Please. Take the student’s questions seriously, and let’s get school out of the 19th century. There are much better working models! Why we don't have more of them in place will be the topic of future blogs.
Meanwhile, let's take student's concerns seriously when they ask "When are we going to ever use this stuff?" It is a great way to start student engagement and to get them owning their own education now, and for their journey of life-long learning.
on Monday July 28, 2014
I oppose academic letter grades for any purpose! I hope they quickly go the way of all things stupid and worthless. Not everyone agrees (yet) but I think the battle is being won.
On Saturday, February 22, 2014 Thomas Friedman wrote an op-ed “How to Get a Job at Google” in the New York Times.
“Last June, in an interview with Adam Bryant of The Times, Laszlo Bock, the senior vice president of people operations for Google — i.e., the guy in charge of hiring for one of the world’s most successful companies — noted that Google had determined that “G.P.A.’s are worthless as a criteria for hiring, and test scores are worthless. ... We found that they don’t predict anything.” He also noted that the “proportion of people without any college education at Google has increased over time” — now as high as 14 percent on some teams. At a time when many people are asking, “How’s my kid gonna get a job?” I thought it would be useful to visit Google and hear how Bock would answer.”
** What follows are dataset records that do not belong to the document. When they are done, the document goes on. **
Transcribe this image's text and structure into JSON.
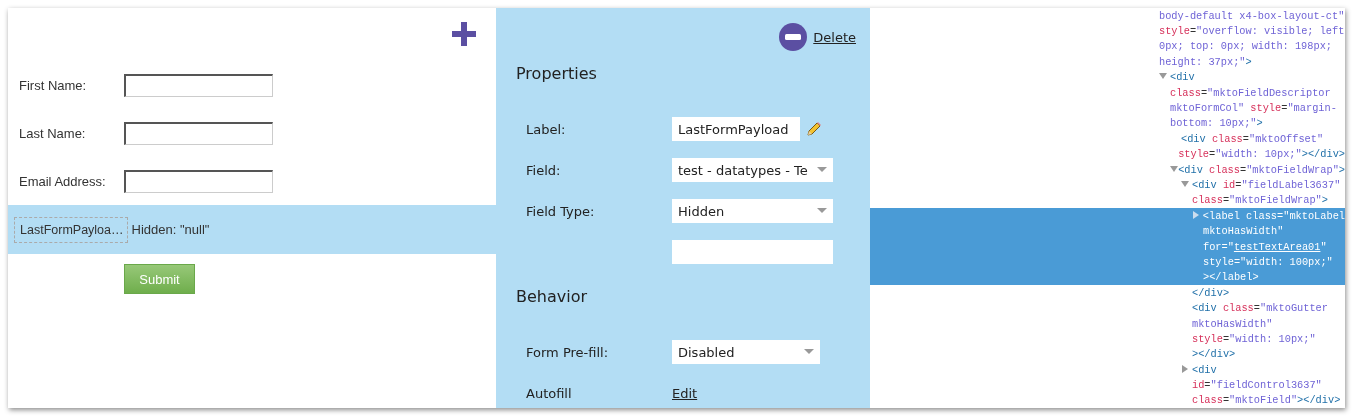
{
  "form": {
    "fields": [
      {
        "label": "First Name:",
        "kind": "text",
        "selected": false
      },
      {
        "label": "Last Name:",
        "kind": "text",
        "selected": false
      },
      {
        "label": "Email Address:",
        "kind": "text",
        "selected": false
      },
      {
        "label": "LastFormPayloa…",
        "kind": "hidden",
        "value": "Hidden: \"null\"",
        "selected": true
      }
    ],
    "submit": "Submit"
  },
  "properties": {
    "delete": "Delete",
    "sections": [
      {
        "title": "Properties",
        "rows": [
          {
            "label": "Label:",
            "kind": "editable_text",
            "value": "LastFormPayload"
          },
          {
            "label": "Field:",
            "kind": "select",
            "value": "test - datatypes - Te"
          },
          {
            "label": "Field Type:",
            "kind": "select",
            "value": "Hidden"
          },
          {
            "kind": "text"
          }
        ]
      },
      {
        "title": "Behavior",
        "rows": [
          {
            "label": "Form Pre-fill:",
            "kind": "select",
            "value": "Disabled"
          },
          {
            "label": "Autofill",
            "kind": "link",
            "value": "Edit"
          }
        ]
      }
    ]
  },
  "dom_tree": [
    {
      "selected": false,
      "lines": [
        [
          {
            "kind": "value",
            "text": "body-default x4-box-layout-ct\""
          }
        ],
        [
          {
            "kind": "attr",
            "text": "style"
          },
          {
            "kind": "punct",
            "text": "="
          },
          {
            "kind": "value",
            "text": "\"overflow: visible; left"
          }
        ],
        [
          {
            "kind": "value",
            "text": "0px; top: 0px; width: 198px;"
          }
        ],
        [
          {
            "kind": "value",
            "text": "height: 37px;\""
          },
          {
            "kind": "tag",
            "text": ">"
          }
        ]
      ],
      "children": [
        {
          "kind": "parent",
          "expanded": true,
          "selected": false,
          "lines": [
            [
              {
                "kind": "tag",
                "text": "<div"
              }
            ],
            [
              {
                "kind": "attr",
                "text": "class"
              },
              {
                "kind": "punct",
                "text": "="
              },
              {
                "kind": "value",
                "text": "\"mktoFieldDescriptor"
              }
            ],
            [
              {
                "kind": "value",
                "text": "mktoFormCol\""
              },
              {
                "kind": "attr",
                "text": " style"
              },
              {
                "kind": "punct",
                "text": "="
              },
              {
                "kind": "value",
                "text": "\"margin-"
              }
            ],
            [
              {
                "kind": "value",
                "text": "bottom: 10px;\""
              },
              {
                "kind": "tag",
                "text": ">"
              }
            ]
          ],
          "children": [
            {
              "kind": "leaf",
              "selected": false,
              "lines": [
                [
                  {
                    "kind": "tag",
                    "text": "<div"
                  },
                  {
                    "kind": "attr",
                    "text": " class"
                  },
                  {
                    "kind": "punct",
                    "text": "="
                  },
                  {
                    "kind": "value",
                    "text": "\"mktoOffset\""
                  }
                ],
                [
                  {
                    "kind": "attr",
                    "text": "style"
                  },
                  {
                    "kind": "punct",
                    "text": "="
                  },
                  {
                    "kind": "value",
                    "text": "\"width: 10px;\""
                  },
                  {
                    "kind": "tag",
                    "text": "></div>"
                  }
                ]
              ]
            },
            {
              "kind": "parent",
              "expanded": true,
              "selected": false,
              "lines": [
                [
                  {
                    "kind": "tag",
                    "text": "<div"
                  },
                  {
                    "kind": "attr",
                    "text": " class"
                  },
                  {
                    "kind": "punct",
                    "text": "="
                  },
                  {
                    "kind": "value",
                    "text": "\"mktoFieldWrap\""
                  },
                  {
                    "kind": "tag",
                    "text": ">"
                  }
                ]
              ],
              "children": [
                {
                  "kind": "parent",
                  "expanded": true,
                  "selected": false,
                  "lines": [
                    [
                      {
                        "kind": "tag",
                        "text": "<div"
                      },
                      {
                        "kind": "attr",
                        "text": " id"
                      },
                      {
                        "kind": "punct",
                        "text": "="
                      },
                      {
                        "kind": "value",
                        "text": "\"fieldLabel3637\""
                      }
                    ],
                    [
                      {
                        "kind": "attr",
                        "text": "class"
                      },
                      {
                        "kind": "punct",
                        "text": "="
                      },
                      {
                        "kind": "value",
                        "text": "\"mktoFieldWrap\""
                      },
                      {
                        "kind": "tag",
                        "text": ">"
                      }
                    ]
                  ],
                  "children": [
                    {
                      "kind": "parent",
                      "expanded": false,
                      "selected": true,
                      "lines": [
                        [
                          {
                            "kind": "tag",
                            "text": "<label"
                          },
                          {
                            "kind": "attr",
                            "text": " class"
                          },
                          {
                            "kind": "punct",
                            "text": "="
                          },
                          {
                            "kind": "value",
                            "text": "\"mktoLabel"
                          }
                        ],
                        [
                          {
                            "kind": "value",
                            "text": "mktoHasWidth\""
                          }
                        ],
                        [
                          {
                            "kind": "attr",
                            "text": "for"
                          },
                          {
                            "kind": "punct",
                            "text": "=\""
                          },
                          {
                            "kind": "link",
                            "text": "testTextArea01"
                          },
                          {
                            "kind": "punct",
                            "text": "\""
                          }
                        ],
                        [
                          {
                            "kind": "attr",
                            "text": "style"
                          },
                          {
                            "kind": "punct",
                            "text": "="
                          },
                          {
                            "kind": "value",
                            "text": "\"width: 100px;\""
                          }
                        ],
                        [
                          {
                            "kind": "tag",
                            "text": "></label>"
                          }
                        ]
                      ]
                    }
                  ],
                  "closing": [
                    [
                      {
                        "kind": "tag",
                        "text": "</div>"
                      }
                    ]
                  ]
                },
                {
                  "kind": "leaf",
                  "selected": false,
                  "lines": [
                    [
                      {
                        "kind": "tag",
                        "text": "<div"
                      },
                      {
                        "kind": "attr",
                        "text": " class"
                      },
                      {
                        "kind": "punct",
                        "text": "="
                      },
                      {
                        "kind": "value",
                        "text": "\"mktoGutter"
                      }
                    ],
                    [
                      {
                        "kind": "value",
                        "text": "mktoHasWidth\""
                      }
                    ],
                    [
                      {
                        "kind": "attr",
                        "text": "style"
                      },
                      {
                        "kind": "punct",
                        "text": "="
                      },
                      {
                        "kind": "value",
                        "text": "\"width: 10px;\""
                      }
                    ],
                    [
                      {
                        "kind": "tag",
                        "text": "></div>"
                      }
                    ]
                  ]
                },
                {
                  "kind": "parent",
                  "expanded": false,
                  "selected": false,
                  "lines": [
                    [
                      {
                        "kind": "tag",
                        "text": "<div"
                      }
                    ],
                    [
                      {
                        "kind": "attr",
                        "text": "id"
                      },
                      {
                        "kind": "punct",
                        "text": "="
                      },
                      {
                        "kind": "value",
                        "text": "\"fieldControl3637\""
                      }
                    ],
                    [
                      {
                        "kind": "attr",
                        "text": "class"
                      },
                      {
                        "kind": "punct",
                        "text": "="
                      },
                      {
                        "kind": "value",
                        "text": "\"mktoField\""
                      },
                      {
                        "kind": "tag",
                        "text": "></div>"
                      }
                    ]
                  ]
                }
              ]
            }
          ]
        }
      ]
    }
  ]
}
If you subscribe to the New York Timses you can read the article, and find out what skills and abilities top companies are really looking for.
Since Friedman cited a Google interview last June, I found the interview and wanted to share this point (also available to NY Times subscribers):
“After two or three years, your ability to perform at Google is completely unrelated to how you performed when you were in school, because the skills you required in college are very different. You’re also fundamentally a different person. You learn and grow, you think about things differently.
“Another reason is that I think academic environments are artificial environments. People who succeed there are sort of finely trained, they’re conditioned to succeed in that environment. One of my own frustrations when I was in college and grad school is that you knew the professor was looking for a specific answer. You could figure that out, but it’s much more interesting to solve problems where there isn’t an obvious answer. You want people who like figuring out stuff where there is no obvious answer.”
I’m done (for now)! At Delphian, we’ve know this and if you know anything about us, you’d know that we part ways with lecture-method traditional academic environments because they are both artificial and they don’t work! Delphian prides itself on its real-world approach full of lots of project-based learning, practical activities and all the parts of program that make us so unique.
Delphian grads may not choose to work at Google, but they are gaining real-world skills and abilities so they could work at Google if they wanted to, or they could start their own companies. They are getting the kind of education we need more of. Much more!